The other Merah: How a French jihadist’s brother fights radicalisation
He is the brother of jihadist Mohamed Merah, who four years ago killed three soldiers and four Jews, but in his radicalised family it is Abdelghani who is seen as the black sheep.world Updated: Apr 22, 2016 12:39 IST
He is the brother of jihadist Mohamed Merah, who four years ago killed three soldiers and four Jews, but in his radicalised family it is Abdelghani who is seen as the black sheep.
Abdelghani Merah has light brown eyes, a shaven head and a surname immediately associated with terror in France, but after losing everything because of his brother’s acts he has found a calling: deradicalising youngsters drawn to jihad.
In an interview with AFP, he says he will never forget the morning in March 2012 when he turned on the television and recognised the street where his brother lived, now crawling with security forces.

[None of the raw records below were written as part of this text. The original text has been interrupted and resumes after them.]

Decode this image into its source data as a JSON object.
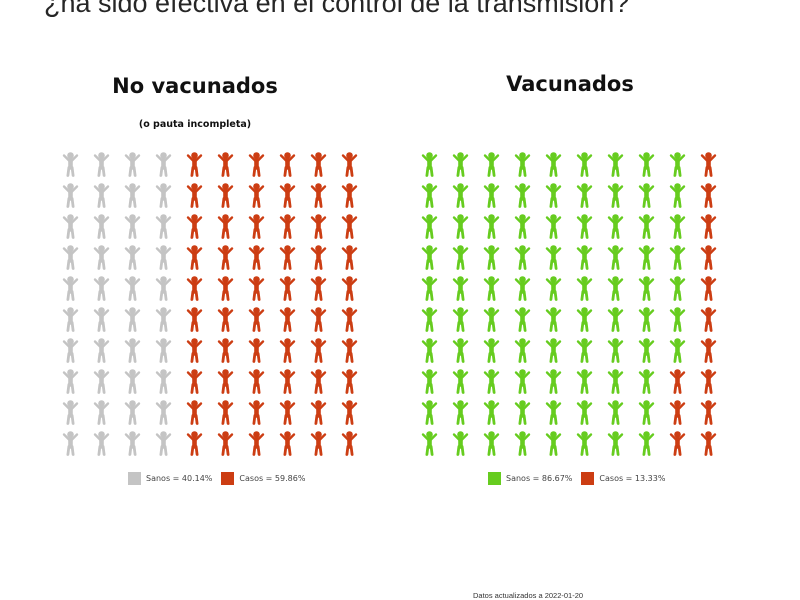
{
  "slide": {
    "title": "¿ha sido efectiva en el control de la transmisión?",
    "footnote": "Datos actualizados a 2022-01-20"
  },
  "chart_data": [
    {
      "type": "waffle",
      "title": "No vacunados",
      "subtitle": "(o pauta incompleta)",
      "rows": 10,
      "cols": 10,
      "fill_order": "column-wise, left to right",
      "series": [
        {
          "name": "Sanos",
          "value": 40.14,
          "label": "Sanos = 40.14%",
          "color": "#c4c4c4",
          "icons": 40
        },
        {
          "name": "Casos",
          "value": 59.86,
          "label": "Casos = 59.86%",
          "color": "#cc3d13",
          "icons": 60
        }
      ],
      "legend_position": "bottom"
    },
    {
      "type": "waffle",
      "title": "Vacunados",
      "rows": 10,
      "cols": 10,
      "fill_order": "column-wise, left to right",
      "series": [
        {
          "name": "Sanos",
          "value": 86.67,
          "label": "Sanos = 86.67%",
          "color": "#66cc1f",
          "icons": 87
        },
        {
          "name": "Casos",
          "value": 13.33,
          "label": "Casos = 13.33%",
          "color": "#cc3d13",
          "icons": 13
        }
      ],
      "legend_position": "bottom"
    }
  ]
}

It hit him that the man who had been riding around on a scooter, shooting soldiers in the southern French city of Toulouse and nearby Montauban, and then a rabbi and three Jewish children in Toulouse a few days later, was his younger brother Mohamed.
“I rushed to the scene, in a panic. The police thought I wanted to attack them -- but I wanted to help them negotiate with Mohamed,” he said.

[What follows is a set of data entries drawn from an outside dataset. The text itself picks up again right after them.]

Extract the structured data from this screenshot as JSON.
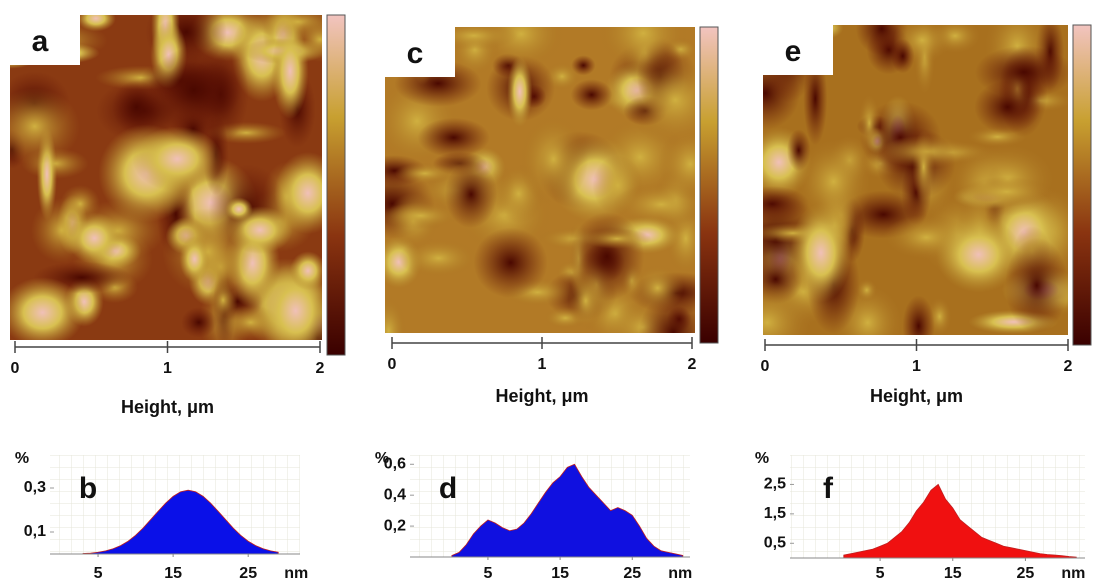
{
  "chart_data": [
    {
      "type": "image",
      "panel": "a",
      "xlabel": "Height, μm",
      "xlim": [
        0,
        2
      ],
      "xticks": [
        0,
        1,
        2
      ]
    },
    {
      "type": "image",
      "panel": "c",
      "xlabel": "Height, μm",
      "xlim": [
        0,
        2
      ],
      "xticks": [
        0,
        1,
        2
      ]
    },
    {
      "type": "image",
      "panel": "e",
      "xlabel": "Height, μm",
      "xlim": [
        0,
        2
      ],
      "xticks": [
        0,
        1,
        2
      ]
    },
    {
      "type": "area",
      "panel": "b",
      "ylabel": "%",
      "xlabel": "nm",
      "color": "#0a10e8",
      "x": [
        3,
        4,
        5,
        6,
        7,
        8,
        9,
        10,
        11,
        12,
        13,
        14,
        15,
        16,
        17,
        18,
        19,
        20,
        21,
        22,
        23,
        24,
        25,
        26,
        27,
        28,
        29
      ],
      "values": [
        0.002,
        0.004,
        0.008,
        0.014,
        0.024,
        0.038,
        0.058,
        0.085,
        0.118,
        0.156,
        0.194,
        0.231,
        0.262,
        0.283,
        0.29,
        0.283,
        0.262,
        0.231,
        0.194,
        0.156,
        0.118,
        0.085,
        0.058,
        0.038,
        0.024,
        0.014,
        0.008
      ],
      "xlim": [
        -1.4,
        31.9
      ],
      "xticks": [
        5,
        15,
        25
      ],
      "ylim": [
        0,
        0.45
      ],
      "yticks": [
        {
          "value": 0.3,
          "label": "0,3"
        },
        {
          "value": 0.1,
          "label": "0,1"
        }
      ]
    },
    {
      "type": "area",
      "panel": "d",
      "ylabel": "%",
      "xlabel": "nm",
      "color": "#1010e0",
      "x": [
        0,
        1,
        2,
        3,
        4,
        5,
        6,
        7,
        8,
        9,
        10,
        11,
        12,
        13,
        14,
        15,
        16,
        17,
        18,
        19,
        20,
        21,
        22,
        23,
        24,
        25,
        26,
        27,
        28,
        29,
        30,
        31,
        32
      ],
      "values": [
        0.01,
        0.03,
        0.08,
        0.15,
        0.2,
        0.24,
        0.22,
        0.19,
        0.17,
        0.18,
        0.22,
        0.28,
        0.35,
        0.42,
        0.48,
        0.52,
        0.58,
        0.6,
        0.52,
        0.45,
        0.4,
        0.35,
        0.3,
        0.32,
        0.3,
        0.27,
        0.2,
        0.12,
        0.07,
        0.04,
        0.03,
        0.02,
        0.01
      ],
      "xlim": [
        -5.8,
        33
      ],
      "xticks": [
        5,
        15,
        25
      ],
      "ylim": [
        0,
        0.66
      ],
      "yticks": [
        {
          "value": 0.6,
          "label": "0,6"
        },
        {
          "value": 0.4,
          "label": "0,4"
        },
        {
          "value": 0.2,
          "label": "0,2"
        }
      ]
    },
    {
      "type": "area",
      "panel": "f",
      "ylabel": "%",
      "xlabel": "nm",
      "color": "#f01010",
      "x": [
        0,
        1,
        2,
        3,
        4,
        5,
        6,
        7,
        8,
        9,
        10,
        11,
        12,
        13,
        14,
        15,
        16,
        17,
        18,
        19,
        20,
        21,
        22,
        23,
        24,
        25,
        26,
        27,
        28,
        29,
        30,
        31,
        32
      ],
      "values": [
        0.1,
        0.15,
        0.2,
        0.25,
        0.3,
        0.4,
        0.5,
        0.7,
        0.9,
        1.2,
        1.6,
        1.9,
        2.3,
        2.5,
        2.0,
        1.7,
        1.3,
        1.1,
        0.9,
        0.7,
        0.6,
        0.5,
        0.4,
        0.35,
        0.3,
        0.25,
        0.2,
        0.15,
        0.12,
        0.1,
        0.08,
        0.05,
        0.03
      ],
      "xlim": [
        -7.4,
        33.2
      ],
      "xticks": [
        5,
        15,
        25
      ],
      "ylim": [
        0,
        3.5
      ],
      "yticks": [
        {
          "value": 2.5,
          "label": "2,5"
        },
        {
          "value": 1.5,
          "label": "1,5"
        },
        {
          "value": 0.5,
          "label": "0,5"
        }
      ]
    }
  ]
}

Mohamed was killed in a firefight with the police after a stand-off lasting about 30 hours.
None of these events took Abdelghani, who is around 40, by surprise.
He accuses his Algerian parents of sowing “fertile ground” for radicalisation and anti-Semitism among his brothers and his sister Souad.
“My mother always said that Arabs are born to hate Jews. And my father thought that Palestinians were right to carry out suicide bombings and that the Israelis got what they deserved.”
In 2003 he said he warned police that “my other brother Kader was calling himself Bin Laden”.
A known Salafist, Abdelkader Merah had been under closer scrutiny by intelligence services than Mohamed and is now facing charges of complicity in his brother’s attack, which he denies.
Abdelghani cannot quite say why he never absorbed his parents’ hatred like his siblings did.
“I was quite a good goalkeeper, and sought after by reputable football clubs, maybe that is where my openness comes from,” says the man who later lost the use of one of his arms in a motorbike accident.
He endured a series of painful clashes with his family.
First he fell in love with a woman who had a Jewish grandfather, which so revolted his brother Abdelkader that he stabbed him seven times during an argument.
In another incident he secretly filmed his sister saying she was “proud” of what Mohamed had done, for a television documentary.
Abdelghani also wrote a book titled “My Brother, the Terrorist”, to denounce the climate of hatred in his family and to counter growing hero-worship of his brother by young Muslims.
“To them, I did the worst thing possible ... I lost all my friends overnight,” Abdelghani said.
“I thought I was relieved after writing my book, but in fact I was depressed. My family was angrier at me than at Mohamed.
“I felt so much pain for them, they didn’t realise what they were doing by idolising him like that. (To them) he didn’t kill children, but Jews.”
Sinking into despair, Abdelghani broke up with his girlfriend and found himself homeless and jobless as his surname increasingly poisoned his life.
‘Breaking the myth’
Then one day, Mohamed Sifaoui, the journalist who helped him write his book, invited him to a meeting in Paris on de-radicalisation where he met with the association Entr’autres (Among Others) working with youngsters drawn to jihad.
He decided to join them.
“Abdelghani brings the truth about his brother’s character. He breaks the hero-worship. He shows that political religious extremism comes from within the family, like in Nazism,” said Patrick Amoyel, a professor in psychopathology and founding member of Entr’autres.
“I have something to offer, I can break the myth around Mohamed, tell youngsters that my brother was weak (and) his mind was stolen,” Abdelghani said.
As for the mothers of these lost teens: “I try to comfort them, tell them that what they are doing is essential. If Mohamed had had their love, he would never have become Mohamed Merah.
“I also warn them: if there is a Salafist in the family, you must separate him from the others, because the attacks in Brussels and Paris show clearly the role brothers can play in jihad.”